I am very excited. Now I have 4 AMAZING guest bloggers coming up! And how else could I have gotten them? They didn’t even know about the series. And even if they had, they wouldn’t have volunteered out of nowhere for it; that would have seemed intrusive. So I had to ask. And I’m so glad I did.
Likewise, I needed a favor from a handful of family and close friends. I was nervous to ask, thinking it might seem demanding or overly intrusive, but I did it anyway, based solely on the positive results from the above experience. 4 out of 5 have said yes so far, and they don’t seem to be put out by it at all. Because I expressed to them the importance of what I was asking, they were happy to help. Of course they were. They love me. Why do I get so silly about these things?

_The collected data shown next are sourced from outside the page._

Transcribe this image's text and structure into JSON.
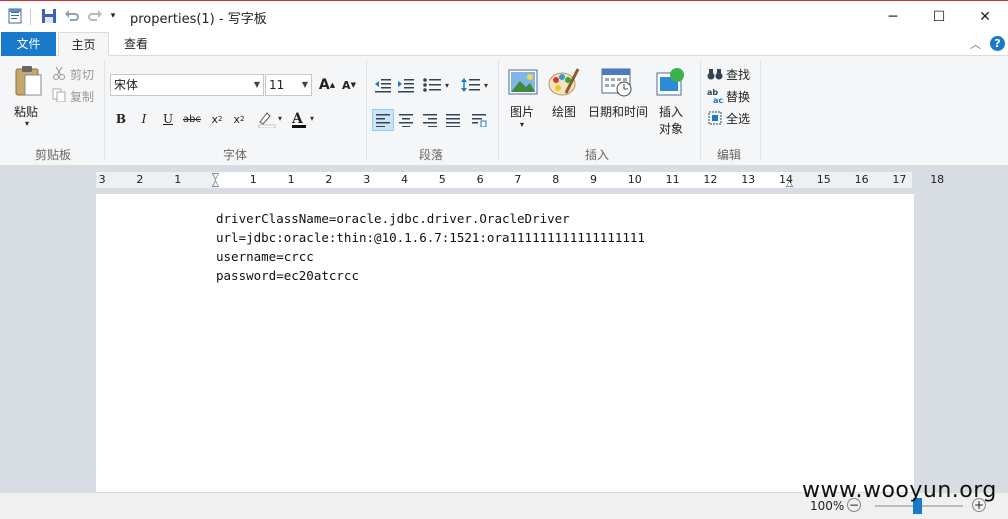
{
  "window": {
    "title": "properties(1) - 写字板",
    "controls": {
      "minimize": "─",
      "maximize": "☐",
      "close": "✕"
    }
  },
  "tabs": [
    {
      "label": "文件"
    },
    {
      "label": "主页"
    },
    {
      "label": "查看"
    }
  ],
  "ribbon": {
    "clipboard": {
      "group": "剪贴板",
      "paste": "粘贴",
      "cut": "剪切",
      "copy": "复制"
    },
    "font": {
      "group": "字体",
      "family": "宋体",
      "size": "11"
    },
    "paragraph": {
      "group": "段落"
    },
    "insert": {
      "group": "插入",
      "picture": "图片",
      "paint": "绘图",
      "datetime": "日期和时间",
      "object_line1": "插入",
      "object_line2": "对象"
    },
    "editing": {
      "group": "编辑",
      "find": "查找",
      "replace": "替换",
      "select_all": "全选"
    }
  },
  "ruler": {
    "labels": [
      "3",
      "2",
      "1",
      "1",
      "1",
      "2",
      "3",
      "4",
      "5",
      "6",
      "7",
      "8",
      "9",
      "10",
      "11",
      "12",
      "13",
      "14",
      "15",
      "16",
      "17",
      "18"
    ]
  },
  "document": {
    "lines": [
      "driverClassName=oracle.jdbc.driver.OracleDriver",
      "url=jdbc:oracle:thin:@10.1.6.7:1521:ora111111111111111111",
      "username=crcc",
      "password=ec20atcrcc"
    ]
  },
  "status": {
    "zoom": "100%"
  },
  "watermark": "www.wooyun.org",
  "colors": {
    "accent": "#1979ca",
    "ribbon_bg": "#f5f6f7",
    "doc_bg": "#d8dde3"
  }
}
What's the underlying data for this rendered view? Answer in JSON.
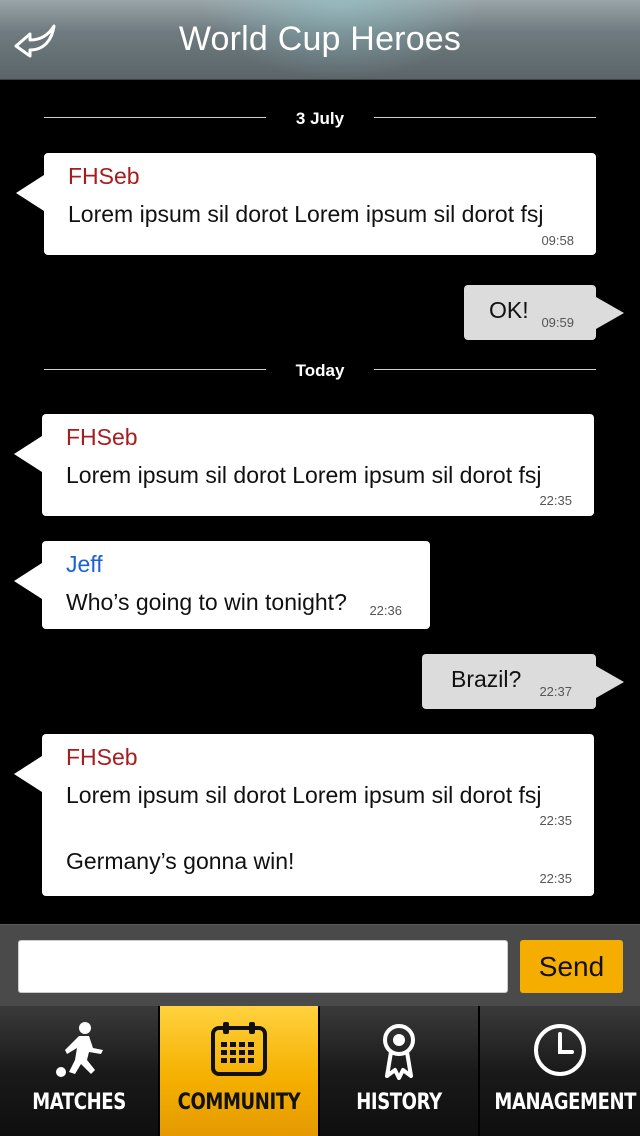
{
  "header": {
    "title": "World Cup Heroes",
    "back_icon": "back-arrow-icon"
  },
  "chat": {
    "dividers": [
      {
        "label": "3 July"
      },
      {
        "label": "Today"
      }
    ],
    "messages": [
      {
        "direction": "incoming",
        "sender": "FHSeb",
        "sender_color": "#a51d1d",
        "text": "Lorem ipsum sil dorot Lorem ipsum sil dorot fsj",
        "time": "09:58"
      },
      {
        "direction": "outgoing",
        "text": "OK!",
        "time": "09:59"
      },
      {
        "direction": "incoming",
        "sender": "FHSeb",
        "sender_color": "#a51d1d",
        "text": "Lorem ipsum sil dorot Lorem ipsum sil dorot fsj",
        "time": "22:35"
      },
      {
        "direction": "incoming",
        "sender": "Jeff",
        "sender_color": "#1a62d6",
        "text": "Who’s going to win tonight?",
        "time": "22:36"
      },
      {
        "direction": "outgoing",
        "text": "Brazil?",
        "time": "22:37"
      },
      {
        "direction": "incoming",
        "sender": "FHSeb",
        "sender_color": "#a51d1d",
        "text": "Lorem ipsum sil dorot Lorem ipsum sil dorot fsj",
        "time": "22:35",
        "text2": "Germany’s gonna win!",
        "time2": "22:35"
      }
    ]
  },
  "composer": {
    "input_value": "",
    "send_label": "Send",
    "send_color": "#f5ad00"
  },
  "tabs": [
    {
      "label": "MATCHES",
      "icon": "soccer-player-icon",
      "active": false
    },
    {
      "label": "COMMUNITY",
      "icon": "calendar-icon",
      "active": true
    },
    {
      "label": "HISTORY",
      "icon": "award-ribbon-icon",
      "active": false
    },
    {
      "label": "MANAGEMENT",
      "icon": "clock-icon",
      "active": false
    }
  ]
}
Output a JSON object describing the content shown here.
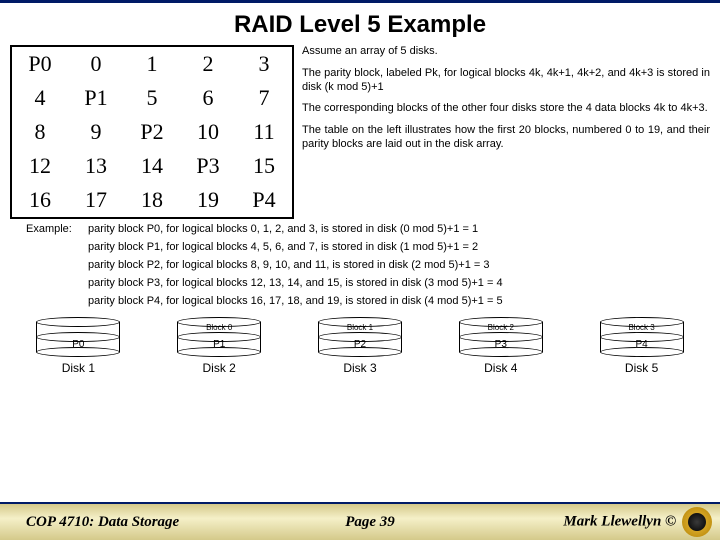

If someone you love, care about, respect, or like approaches you and tells you they need something you can give – something not too big a request but important nonetheless – are you going to say no? Not unless there’s a really good reason to. Because we, as good people, want to help each other out. Most of the time we just aren’t sure how. So if you need help, tell someone how. Specifically. (Don’t abuse it.)
So whether it’s for your fledgling career, your friendships, your health, your sex life, your emotional contentedness, your critique group, or your household chores – I’ve found it’s best to ask for what we need.